La jueza del 8M rechaza archivar el caso

La juez de Madrid que instruye la causa del 8-M se ha opuesto hoy al archivo de la causa contra el único investigado, el delegado del Gobierno en Madrid José Manuel Franco. En un extenso auto, Carmen Rodríguez-Medel ha rechazado el recurso de la Abogacía del Estado, al que se adhirió ayer de forma parcial la Fiscalía Provincial, y mantiene abierto el procedimiento contra el también secretario general del PSOE madrileño por un delito de prevaricación (dictar resoluciones injustas a sabiendas).

MATEO BALÍN / MADRID

La magistrada mantiene asimismo la declaración de Franco prevista para este miércoles y lanza un capote al trabajo de la Policía Judicial y del médico forense, quienes han señalado directamente a Franco por autorizar actos y manifestaciones entre el 5 y el 14 de marzo pese a conocer el riesgo de contagio que suponía ya el coronavirus.

Estas partes también se centraron en sus informes en la responsabilidad de Fernando Simón, director del Centro de Emergencias del Ministerio de Sanidad y cabeza visible de la gestión de la crisis sanitaria, pero la juez rechazó incluirlo en el procedimiento penal tras descartar en un primer momento el delito de lesiones por imprudencia y centrarse solo en el de prevaricación.

La resolución, contra la que cabe interponer recurso de apelación ante la Audiencia Provincial de Madrid, rebate sobre todo los argumentos de la abogada del Estado Rosa Seoane, que defiende a Franco. Explica que tanto la tramitación de la instrucción en pleno estado de alarma como la supuesto indefensión del investigado carecen de fundamento. Primero porque la situación generada por la pandemia no impedía o prohibía realizar determinadas pesquisas o suspender los plazos, por lo que no cabe la nulidad de las actuaciones. Y en segundo lugar porque los hechos que se investigan ya han sido explicados con «claridad» en los sucesivos autos y providencias.

Fondo de la causa

Sobre esta mención, recuerda la juez que este procedimiento se circunscribe «única y exclusivamente» a las decisiones jurídicas adoptadas entre el 5 y el 14 de marzo por el delegado de Gobierno de Madrid. Y añade que estas decisiones se refieren «tanto a la toma de conocimiento de concentraciones/manifestaciones como de no prohibición de aquellas sobre las que previamente ya había tomado conocimiento, en su condición de autoridad administrativa con unas competencias determinadas legalmente (...), todo ello en relación con la crisis sanitaria derivada de la Covid-19».

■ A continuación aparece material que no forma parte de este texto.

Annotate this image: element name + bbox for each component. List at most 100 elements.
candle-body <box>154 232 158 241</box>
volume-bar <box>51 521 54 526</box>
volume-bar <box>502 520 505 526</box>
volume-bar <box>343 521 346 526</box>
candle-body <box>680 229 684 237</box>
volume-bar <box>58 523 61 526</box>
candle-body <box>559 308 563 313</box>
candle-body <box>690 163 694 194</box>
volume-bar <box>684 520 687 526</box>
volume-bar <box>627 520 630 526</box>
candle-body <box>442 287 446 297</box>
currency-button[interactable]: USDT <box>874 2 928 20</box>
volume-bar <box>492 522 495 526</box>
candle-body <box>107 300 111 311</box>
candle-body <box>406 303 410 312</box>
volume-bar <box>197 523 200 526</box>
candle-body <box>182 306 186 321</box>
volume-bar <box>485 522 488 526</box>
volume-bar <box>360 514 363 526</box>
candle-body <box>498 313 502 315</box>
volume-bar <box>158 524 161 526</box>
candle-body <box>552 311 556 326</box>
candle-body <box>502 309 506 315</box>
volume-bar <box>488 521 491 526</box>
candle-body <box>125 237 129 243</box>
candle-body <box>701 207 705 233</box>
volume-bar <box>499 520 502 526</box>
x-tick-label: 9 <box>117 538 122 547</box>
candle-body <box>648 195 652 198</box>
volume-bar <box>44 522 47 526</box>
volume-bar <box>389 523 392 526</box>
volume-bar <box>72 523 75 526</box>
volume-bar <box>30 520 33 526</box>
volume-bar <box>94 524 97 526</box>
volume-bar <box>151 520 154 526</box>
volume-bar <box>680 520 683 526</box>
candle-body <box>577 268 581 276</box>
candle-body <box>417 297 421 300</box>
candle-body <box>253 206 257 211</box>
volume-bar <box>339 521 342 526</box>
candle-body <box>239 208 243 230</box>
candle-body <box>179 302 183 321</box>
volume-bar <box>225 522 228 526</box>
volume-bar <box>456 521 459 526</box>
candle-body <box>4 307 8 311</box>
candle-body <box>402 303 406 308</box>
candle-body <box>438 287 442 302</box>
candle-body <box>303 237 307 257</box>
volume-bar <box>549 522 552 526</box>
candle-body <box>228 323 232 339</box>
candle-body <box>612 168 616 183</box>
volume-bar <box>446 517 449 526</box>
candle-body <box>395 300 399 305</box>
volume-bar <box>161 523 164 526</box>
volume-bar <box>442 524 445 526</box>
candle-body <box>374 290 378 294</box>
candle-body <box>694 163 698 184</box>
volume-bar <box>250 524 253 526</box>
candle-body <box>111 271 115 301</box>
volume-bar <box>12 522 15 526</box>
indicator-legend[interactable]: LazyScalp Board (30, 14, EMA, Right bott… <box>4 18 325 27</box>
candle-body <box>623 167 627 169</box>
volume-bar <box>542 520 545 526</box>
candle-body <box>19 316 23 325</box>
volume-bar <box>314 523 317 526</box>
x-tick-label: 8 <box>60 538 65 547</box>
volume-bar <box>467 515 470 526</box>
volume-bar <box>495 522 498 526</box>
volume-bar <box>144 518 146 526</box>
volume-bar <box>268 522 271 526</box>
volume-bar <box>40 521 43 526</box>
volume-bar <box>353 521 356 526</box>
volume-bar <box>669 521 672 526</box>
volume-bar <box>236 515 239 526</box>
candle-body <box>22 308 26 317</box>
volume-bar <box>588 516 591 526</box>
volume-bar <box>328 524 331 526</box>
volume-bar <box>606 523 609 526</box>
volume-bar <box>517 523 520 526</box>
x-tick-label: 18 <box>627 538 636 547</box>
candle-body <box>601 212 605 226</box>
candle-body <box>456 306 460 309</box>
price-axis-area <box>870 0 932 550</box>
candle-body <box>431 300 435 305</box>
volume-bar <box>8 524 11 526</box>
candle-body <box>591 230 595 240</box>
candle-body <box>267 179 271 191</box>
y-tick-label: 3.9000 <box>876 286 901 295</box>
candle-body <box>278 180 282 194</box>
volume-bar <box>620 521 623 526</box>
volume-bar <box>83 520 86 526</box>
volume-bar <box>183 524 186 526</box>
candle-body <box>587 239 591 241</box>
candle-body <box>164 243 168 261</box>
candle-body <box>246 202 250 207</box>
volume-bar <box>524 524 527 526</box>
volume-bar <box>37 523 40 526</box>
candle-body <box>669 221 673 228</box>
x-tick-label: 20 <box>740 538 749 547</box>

Finalmente, el auto concluye con una mención que podría tener efectos a corto plazo en el devenir del procedimiento más mediático de la crisis sanitaria. Defiende la magistrada que «la utilidad del informe forense es clara», ya que permite analizar desde la perspectiva médica el grado de conocimiento de que mantener la distancia social evita el riesgo de contagio. Además, añade que es importante para determinar desde cuando se tiene ese conocimiento del mismo. Un asunto que la juez considera «clave a efectos de valorar si, en su caso, se dictaron resoluciones a sabiendas de su injusticia», esto es, hubo prevaricación.

Pues bien, el forense de la causa, Julio Lorenzo Rego, concluyó este lunes en su documento judicial que la Delegación ya conocía desde el 28 de febrero el riesgo del coronavirus y la alta probabilidad de contagio en reuniones masivas. Es decir, seis días antes del inicio del periodo que abarca la investigación judicial (5-14 de marzo).